Beech-Nut Nutrition Company issued a voluntary recall on one lot of Beech-Nut Stage 1, Single Grain Rice Cereal, as it contained a level of arsenic that was above the safe limit. The specific Beech-Nut Single Grain Rice product (UPC Code# 52200034705) that was recalled has 01 MAY 2022 as expiration date and product codes 103470XXXX and 093470XXXX. Additionally, the company decided to exit the market of baby food indefinitely.

April 2021- the Closer to Zero plan

April 8, 2021: The Food and Drug Administration came up with the Closer to Zero plan, which is meant to “reduce exposure to toxic elements from foods eaten by babies and young children to as low as possible.” The agency’s strategy entails four steps and would come to fruition in 2024 or even later, which is why it has been criticized by many. Indeed, the Closer to Zero plan is unnecessarily lengthy and does not involve radical action, as it should, considering that developing children across the country need clean, non-toxic food as soon as possible. The strategy of the Food and Drug Administration is also problematic because it fails to consider the cumulative effect of heavy metals on children’s neurodevelopment.

March 2021 - results of a study conducted in 2020

The House Committee on Oversight and Reform made public the report Baby Foods Are Tainted with Dangerous Levels of Arsenic, Lead, Cadmium, and Mercury, which reveals the results of a study conducted in 2020 on numerous baby food companies in the country with the purpose of measuring the concentration of heavy metals in these products. Some of the companies that were found to have dangerous levels of heavy metals in their baby food were Gerber, Beech-Nut, Earth’s Best Organic, Sprout, Plum Organics, and Parent’s Choice.

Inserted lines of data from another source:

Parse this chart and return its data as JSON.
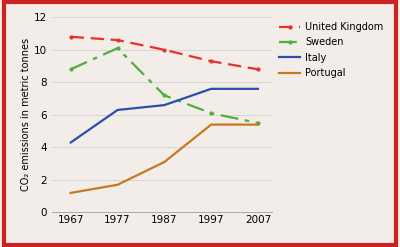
{
  "years": [
    1967,
    1977,
    1987,
    1997,
    2007
  ],
  "united_kingdom": [
    10.8,
    10.6,
    10.0,
    9.3,
    8.8
  ],
  "sweden": [
    8.8,
    10.1,
    7.2,
    6.1,
    5.5
  ],
  "italy": [
    4.3,
    6.3,
    6.6,
    7.6,
    7.6
  ],
  "portugal": [
    1.2,
    1.7,
    3.1,
    5.4,
    5.4
  ],
  "uk_color": "#e8312a",
  "sweden_color": "#4caf3e",
  "italy_color": "#2b4fa8",
  "portugal_color": "#c87820",
  "bg_color": "#f2ede8",
  "ylabel": "CO₂ emissions in metric tonnes",
  "ylim": [
    0,
    12
  ],
  "yticks": [
    0,
    2,
    4,
    6,
    8,
    10,
    12
  ],
  "legend_labels": [
    "United Kingdom",
    "Sweden",
    "Italy",
    "Portugal"
  ],
  "border_color": "#cc2222",
  "border_width": 3
}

Subsequently, a complaint was filed by enraged consumers who had purchased these brands of baby food and fed the products to their children, many of whom later developed autism.

2019 - Healthy Babies Bright Futures publishes “What’s in My Baby Food?”

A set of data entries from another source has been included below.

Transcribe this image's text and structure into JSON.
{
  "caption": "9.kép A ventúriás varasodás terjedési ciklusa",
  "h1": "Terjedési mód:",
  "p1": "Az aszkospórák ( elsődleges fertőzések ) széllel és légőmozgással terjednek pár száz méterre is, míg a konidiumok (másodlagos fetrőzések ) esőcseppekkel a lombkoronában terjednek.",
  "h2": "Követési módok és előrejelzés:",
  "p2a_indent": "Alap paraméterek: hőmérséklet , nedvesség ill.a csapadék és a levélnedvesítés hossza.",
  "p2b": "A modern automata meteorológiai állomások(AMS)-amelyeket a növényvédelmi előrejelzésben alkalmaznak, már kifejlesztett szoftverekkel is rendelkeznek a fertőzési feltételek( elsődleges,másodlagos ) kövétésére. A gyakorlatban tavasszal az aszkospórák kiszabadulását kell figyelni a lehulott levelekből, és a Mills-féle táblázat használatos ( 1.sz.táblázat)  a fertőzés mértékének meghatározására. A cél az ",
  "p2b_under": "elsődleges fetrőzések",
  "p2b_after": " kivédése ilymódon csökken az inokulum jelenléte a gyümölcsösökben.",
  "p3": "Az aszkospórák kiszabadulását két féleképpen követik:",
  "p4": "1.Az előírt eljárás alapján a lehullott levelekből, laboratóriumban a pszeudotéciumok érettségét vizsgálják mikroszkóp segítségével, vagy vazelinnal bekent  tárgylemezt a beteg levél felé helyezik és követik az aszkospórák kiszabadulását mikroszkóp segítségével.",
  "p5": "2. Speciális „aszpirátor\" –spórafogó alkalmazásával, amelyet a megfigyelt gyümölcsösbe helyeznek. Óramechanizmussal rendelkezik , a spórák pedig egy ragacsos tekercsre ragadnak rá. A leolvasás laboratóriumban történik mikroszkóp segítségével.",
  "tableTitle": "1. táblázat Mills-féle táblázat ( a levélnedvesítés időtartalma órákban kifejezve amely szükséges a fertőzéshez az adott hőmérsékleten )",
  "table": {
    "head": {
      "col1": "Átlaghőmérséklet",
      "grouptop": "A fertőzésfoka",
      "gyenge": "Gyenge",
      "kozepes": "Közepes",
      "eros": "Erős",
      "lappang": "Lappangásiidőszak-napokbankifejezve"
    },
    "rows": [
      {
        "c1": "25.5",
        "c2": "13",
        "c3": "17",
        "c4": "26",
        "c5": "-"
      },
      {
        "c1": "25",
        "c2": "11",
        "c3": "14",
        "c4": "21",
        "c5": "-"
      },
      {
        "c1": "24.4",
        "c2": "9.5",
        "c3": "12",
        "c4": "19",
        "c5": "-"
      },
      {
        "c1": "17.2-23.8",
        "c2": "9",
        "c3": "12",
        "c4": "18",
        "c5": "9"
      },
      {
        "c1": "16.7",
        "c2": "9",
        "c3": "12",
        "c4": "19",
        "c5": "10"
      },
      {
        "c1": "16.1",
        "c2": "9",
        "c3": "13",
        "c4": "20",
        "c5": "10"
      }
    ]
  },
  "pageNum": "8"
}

The non-profit organization Healthy Babies Bright Futures published “What’s in My Baby Food?”, a report focusing on the presence of heavy metals in baby food. It revealed that a whopping 95% of the baby food examined had dangerous concentrations of arsenic, cadmium, lead, and mercury. Only 9 out of the 168 baby food containers tested had no trace of heavy metals. The organization conducted the test on 13 different food types under 61 baby food brand names. To comprehend how serious the problem is, let the fact that one in four baby foods contained all four heavy metals sink in.

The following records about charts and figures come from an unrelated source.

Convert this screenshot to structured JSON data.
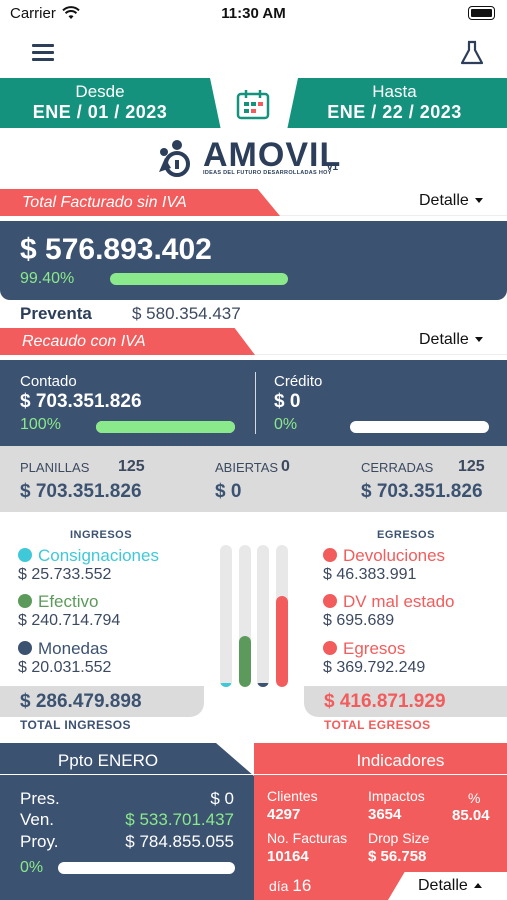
{
  "status_bar": {
    "carrier": "Carrier",
    "time": "11:30 AM"
  },
  "date_range": {
    "from_label": "Desde",
    "from_value": "ENE / 01 / 2023",
    "to_label": "Hasta",
    "to_value": "ENE / 22 / 2023"
  },
  "logo": {
    "brand": "AMOVIL",
    "tagline": "IDEAS DEL FUTURO DESARROLLADAS HOY",
    "version": "v1"
  },
  "facturado": {
    "title": "Total Facturado sin IVA",
    "detail_label": "Detalle",
    "amount": "$ 576.893.402",
    "percent_label": "99.40%",
    "progress": 0.994,
    "preventa_label": "Preventa",
    "preventa_value": "$ 580.354.437"
  },
  "recaudo": {
    "title": "Recaudo con IVA",
    "detail_label": "Detalle",
    "contado_label": "Contado",
    "contado_value": "$ 703.351.826",
    "contado_pct": "100%",
    "contado_progress": 1.0,
    "credito_label": "Crédito",
    "credito_value": "$ 0",
    "credito_pct": "0%",
    "credito_progress": 0.0
  },
  "planillas": {
    "planillas_label": "PLANILLAS",
    "planillas_count": "125",
    "planillas_value": "$ 703.351.826",
    "abiertas_label": "ABIERTAS",
    "abiertas_count": "0",
    "abiertas_value": "$ 0",
    "cerradas_label": "CERRADAS",
    "cerradas_count": "125",
    "cerradas_value": "$ 703.351.826"
  },
  "ingresos": {
    "header": "INGRESOS",
    "items": [
      {
        "label": "Consignaciones",
        "value": "$ 25.733.552",
        "color": "#3fc9d8"
      },
      {
        "label": "Efectivo",
        "value": "$ 240.714.794",
        "color": "#5c9a5c"
      },
      {
        "label": "Monedas",
        "value": "$ 20.031.552",
        "color": "#3c5271"
      }
    ],
    "total": "$ 286.479.898",
    "total_label": "TOTAL INGRESOS"
  },
  "egresos": {
    "header": "EGRESOS",
    "items": [
      {
        "label": "Devoluciones",
        "value": "$ 46.383.991",
        "color": "#f25c5c"
      },
      {
        "label": "DV mal estado",
        "value": "$ 695.689",
        "color": "#f25c5c"
      },
      {
        "label": "Egresos",
        "value": "$ 369.792.249",
        "color": "#f25c5c"
      }
    ],
    "total": "$ 416.871.929",
    "total_label": "TOTAL EGRESOS"
  },
  "column_bars": [
    {
      "fraction": 0.03,
      "color": "#3fc9d8"
    },
    {
      "fraction": 0.36,
      "color": "#5c9a5c"
    },
    {
      "fraction": 0.02,
      "color": "#3c5271"
    },
    {
      "fraction": 0.64,
      "color": "#f25c5c"
    }
  ],
  "presupuesto": {
    "title": "Ppto ENERO",
    "pres_label": "Pres.",
    "pres_value": "$ 0",
    "ven_label": "Ven.",
    "ven_value": "$ 533.701.437",
    "proy_label": "Proy.",
    "proy_value": "$ 784.855.055",
    "pct": "0%",
    "progress": 0.0
  },
  "indicadores": {
    "title": "Indicadores",
    "clientes_label": "Clientes",
    "clientes_value": "4297",
    "impactos_label": "Impactos",
    "impactos_value": "3654",
    "pct_label": "%",
    "pct_value": "85.04",
    "facturas_label": "No. Facturas",
    "facturas_value": "10164",
    "drop_label": "Drop Size",
    "drop_value": "$ 56.758",
    "dia_label": "día",
    "dia_value": "16",
    "detail_label": "Detalle"
  }
}
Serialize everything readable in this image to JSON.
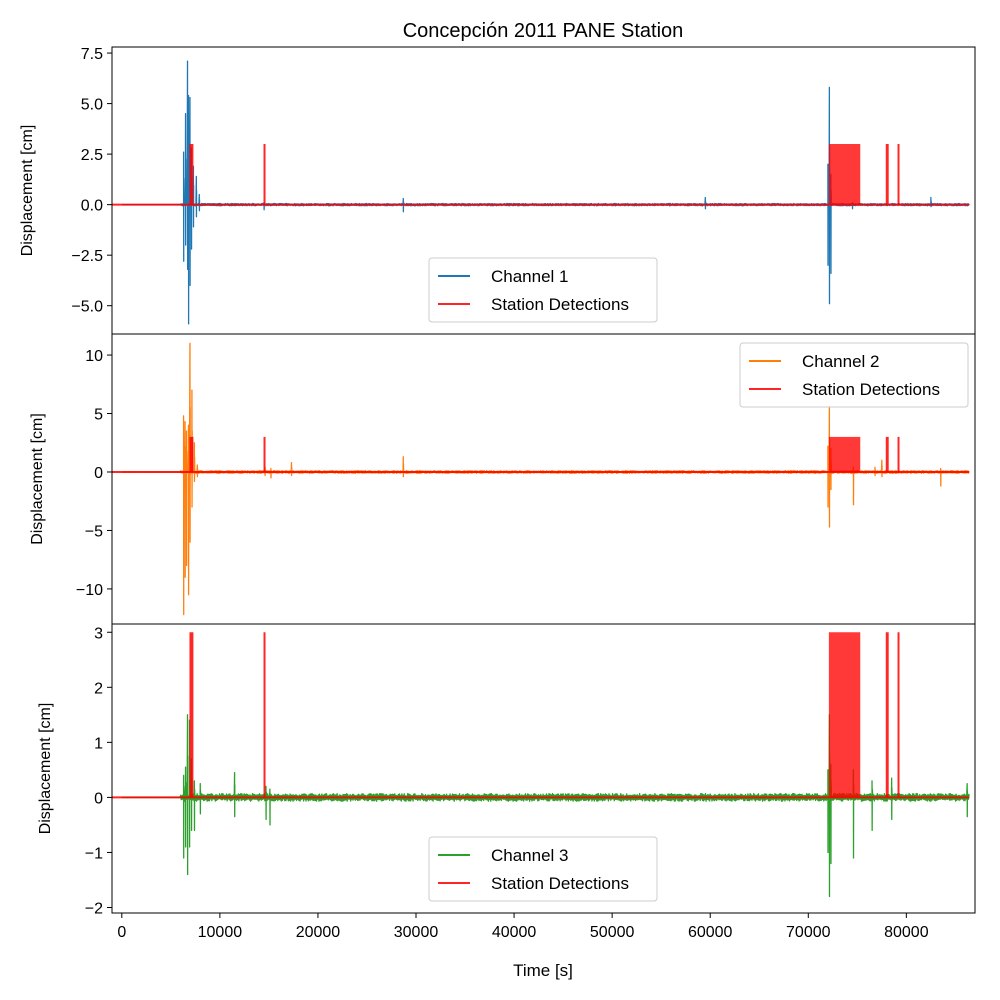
{
  "chart_data": {
    "type": "line",
    "title": "Concepción 2011 PANE Station",
    "xlabel": "Time [s]",
    "xlim": [
      -1000,
      87000
    ],
    "xticks": [
      0,
      10000,
      20000,
      30000,
      40000,
      50000,
      60000,
      70000,
      80000
    ],
    "xtick_labels": [
      "0",
      "10000",
      "20000",
      "30000",
      "40000",
      "50000",
      "60000",
      "70000",
      "80000"
    ],
    "detection_color": "#ff0000",
    "detection_level": 3,
    "detection_segments": [
      [
        6900,
        7300
      ],
      [
        14450,
        14550
      ],
      [
        72100,
        75300
      ],
      [
        77900,
        78200
      ],
      [
        79100,
        79200
      ]
    ],
    "panels": [
      {
        "ylabel": "Displacement [cm]",
        "ylim": [
          -6.4,
          7.8
        ],
        "yticks": [
          -5.0,
          -2.5,
          0.0,
          2.5,
          5.0,
          7.5
        ],
        "ytick_labels": [
          "−5.0",
          "−2.5",
          "0.0",
          "2.5",
          "5.0",
          "7.5"
        ],
        "legend_position": "lower-center",
        "series": [
          {
            "name": "Channel 1",
            "color": "#1f77b4",
            "noise": 0.06,
            "spikes": [
              [
                6300,
                2.6,
                -2.8
              ],
              [
                6500,
                4.5,
                -2.0
              ],
              [
                6700,
                7.1,
                -3.2
              ],
              [
                6800,
                5.4,
                -5.9
              ],
              [
                6950,
                5.3,
                -4.0
              ],
              [
                7100,
                2.8,
                -2.2
              ],
              [
                7300,
                1.9,
                -1.1
              ],
              [
                7600,
                1.4,
                -0.6
              ],
              [
                7900,
                0.5,
                -0.3
              ],
              [
                14500,
                0.1,
                -0.25
              ],
              [
                28700,
                0.3,
                -0.35
              ],
              [
                59500,
                0.35,
                -0.2
              ],
              [
                72000,
                2.0,
                -3.0
              ],
              [
                72150,
                5.8,
                -4.9
              ],
              [
                72300,
                1.5,
                -3.4
              ],
              [
                74500,
                0.1,
                -0.2
              ],
              [
                82500,
                0.35,
                -0.1
              ]
            ]
          },
          {
            "name": "Station Detections",
            "color": "#ff0000"
          }
        ]
      },
      {
        "ylabel": "Displacement [cm]",
        "ylim": [
          -13.0,
          11.8
        ],
        "yticks": [
          -10,
          -5,
          0,
          5,
          10
        ],
        "ytick_labels": [
          "−10",
          "−5",
          "0",
          "5",
          "10"
        ],
        "legend_position": "upper-right",
        "series": [
          {
            "name": "Channel 2",
            "color": "#ff7f0e",
            "noise": 0.12,
            "spikes": [
              [
                6300,
                4.8,
                -12.2
              ],
              [
                6450,
                4.3,
                -9.0
              ],
              [
                6600,
                3.5,
                -8.0
              ],
              [
                6800,
                4.0,
                -10.5
              ],
              [
                6950,
                11.0,
                -6.0
              ],
              [
                7150,
                7.0,
                -3.0
              ],
              [
                7400,
                2.5,
                -0.8
              ],
              [
                7700,
                0.6,
                -0.4
              ],
              [
                14600,
                0.4,
                -0.3
              ],
              [
                15200,
                0.3,
                -0.5
              ],
              [
                17300,
                0.8,
                -0.3
              ],
              [
                28700,
                1.3,
                -0.4
              ],
              [
                72000,
                2.2,
                -3.0
              ],
              [
                72150,
                5.6,
                -4.7
              ],
              [
                72300,
                2.0,
                -1.5
              ],
              [
                74600,
                0.4,
                -2.8
              ],
              [
                76800,
                0.4,
                -0.3
              ],
              [
                77500,
                1.0,
                -0.4
              ],
              [
                83500,
                0.3,
                -1.2
              ]
            ]
          },
          {
            "name": "Station Detections",
            "color": "#ff0000"
          }
        ]
      },
      {
        "ylabel": "Displacement [cm]",
        "ylim": [
          -2.1,
          3.15
        ],
        "yticks": [
          -2,
          -1,
          0,
          1,
          2,
          3
        ],
        "ytick_labels": [
          "−2",
          "−1",
          "0",
          "1",
          "2",
          "3"
        ],
        "legend_position": "lower-center",
        "series": [
          {
            "name": "Channel 3",
            "color": "#2ca02c",
            "noise": 0.07,
            "spikes": [
              [
                6300,
                0.4,
                -1.1
              ],
              [
                6500,
                0.55,
                -0.9
              ],
              [
                6700,
                1.5,
                -1.4
              ],
              [
                6900,
                1.4,
                -0.9
              ],
              [
                7100,
                0.7,
                -0.6
              ],
              [
                7400,
                0.3,
                -0.6
              ],
              [
                8000,
                0.25,
                -0.3
              ],
              [
                11500,
                0.45,
                -0.35
              ],
              [
                14700,
                0.2,
                -0.4
              ],
              [
                15100,
                0.15,
                -0.5
              ],
              [
                72000,
                0.5,
                -1.0
              ],
              [
                72150,
                1.5,
                -1.8
              ],
              [
                72300,
                0.6,
                -1.2
              ],
              [
                74600,
                0.5,
                -1.1
              ],
              [
                76500,
                0.3,
                -0.6
              ],
              [
                78500,
                0.35,
                -0.4
              ],
              [
                86200,
                0.25,
                -0.35
              ]
            ]
          },
          {
            "name": "Station Detections",
            "color": "#ff0000"
          }
        ]
      }
    ]
  }
}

2018 - Consumer Reports study

A study led by Consumer Reports also found alarming levels of heavy metals in baby food. The researchers examined 50 nationally distributed packaged baby foods and tested the products for cadmium, arsenic, mercury, and lead. Shockingly, every product had measurable concentrations of at least one heavy metal, and 68% had concerning levels of at least one heavy metal. Moreover, 15 of the foods analyzed would greatly endanger the health of the baby if they were fed one serving or less of these products a day. Lastly, snacks and products containing sweet potatoes and rice were especially likely to have a high concentration of heavy metals, and organic foods were as likely to have toxic agents as regular baby food.

2017 - Clean Label Project

The study of a non-profit organization, Clean Label Project, found that up to 30% of baby food contains lead and other toxic agents, such as mercury, arsenic, pesticides, and acrylamides. The American Academy of Pediatrics had previously brought to the attention of the Food and Drug Administration this problem and urged it to change the standards and to recognize that there is no safe limit of lead in baby food. However, this study had numerous other findings. Over 50% of infant formula contained arsenic, while soy-based infant formula had a concentration of cadmium seven times higher than other products. Finally, more than 50% of products claiming to be BPA-free tested positive for this harmful agent.